Тотчас после этого (точно мы до того боролись, а теперь моя хватка разжалась) она скатилась с тахты и вскочила на ноги – вернее, на одну ногу, – для того чтобы схватить трубку оглушительно громкого телефона, который, может быть, уже век звонил, пока у меня был выключен слух. Она стояла и хлопала ресницами, с пылающими щеками, с растрепанными кудрями, и глаза ее скользили по мне, так же как скользили они по мебели, и пока она слушала или говорила (с матерью, приказывающей ей явиться к Чатфильдам, пригласившим обеих к завтраку – причем ни Ло, ни Гум не знали еще, что несносная хлопотунья замышляла), она все постукивала по краю телефонного столика туфлей, которую держала в руке. Слава тебе боже, девчонка ничего не заметила.
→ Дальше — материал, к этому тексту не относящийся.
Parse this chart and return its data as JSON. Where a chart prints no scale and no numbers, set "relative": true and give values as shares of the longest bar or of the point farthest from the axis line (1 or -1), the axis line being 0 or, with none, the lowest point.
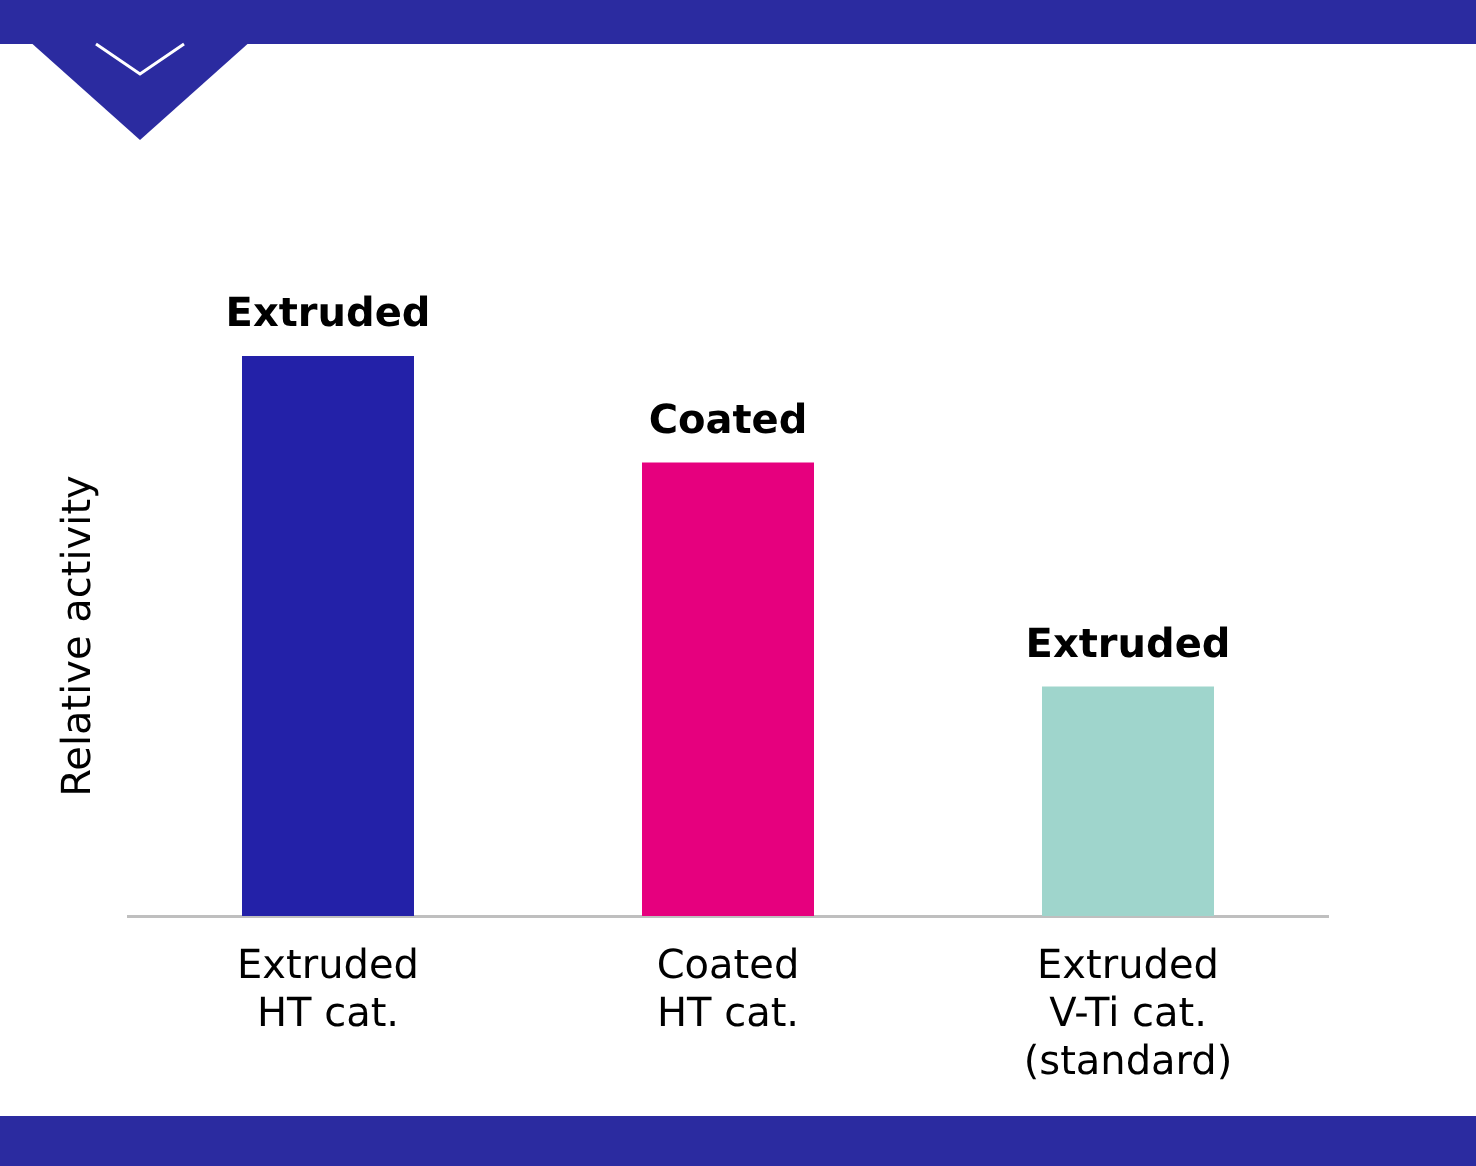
{
  "chart_data": {
    "type": "bar",
    "relative": true,
    "ylabel": "Relative activity",
    "categories": [
      "Extruded\nHT cat.",
      "Coated\nHT cat.",
      "Extruded\nV-Ti cat.\n(standard)"
    ],
    "values": [
      1,
      0.81,
      0.41
    ],
    "colors": [
      "#2321a8",
      "#e6007e",
      "#9fd5cc"
    ],
    "annotations": [
      {
        "text": "Extruded",
        "x": "Extruded\nHT cat.",
        "y": 1
      },
      {
        "text": "Coated",
        "x": "Coated\nHT cat.",
        "y": 0.81
      },
      {
        "text": "Extruded",
        "x": "Extruded\nV-Ti cat.\n(standard)",
        "y": 0.41
      }
    ],
    "grid": false,
    "legend": false
  }
}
Вынув многоцветный шелковый платок, на котором ее блуждающий взгляд на миг задержался, я стер пот со лба и, купаясь в блаженстве избавления от мук, привел в порядок свои царственные ризы. Она все еще говорила по телефону, торгуясь с матерью (Карменситочка хотела, чтобы та за ней заехала), когда, все громче распевая, я взмахнул по лестнице и стал наполнять ванну бурливым потоком исходившей паром воды.
Тут позволю себе заодно привести слова вышеупомянутой модной песенки или, по крайней мере, то из нее, что мне запомнилось – я, кажется, никогда не знал ее по-настоящему. Так вот:
О Кармен, Карменситочка, вспомни-ка там
Таратам – таратунные струи фонтана,
И гитары, и бары, и фары, тратам,
И твои все измены, гитана!
И там город в огнях, где с тобой я бродил,
И последнюю ссору тарам – таратуя,
И ту пулю, которой тебя я убил,
Кольт, который – траторы – держу я…
(Выхватил, верно, небольшой кольт и всадил пулю крале в лоб.)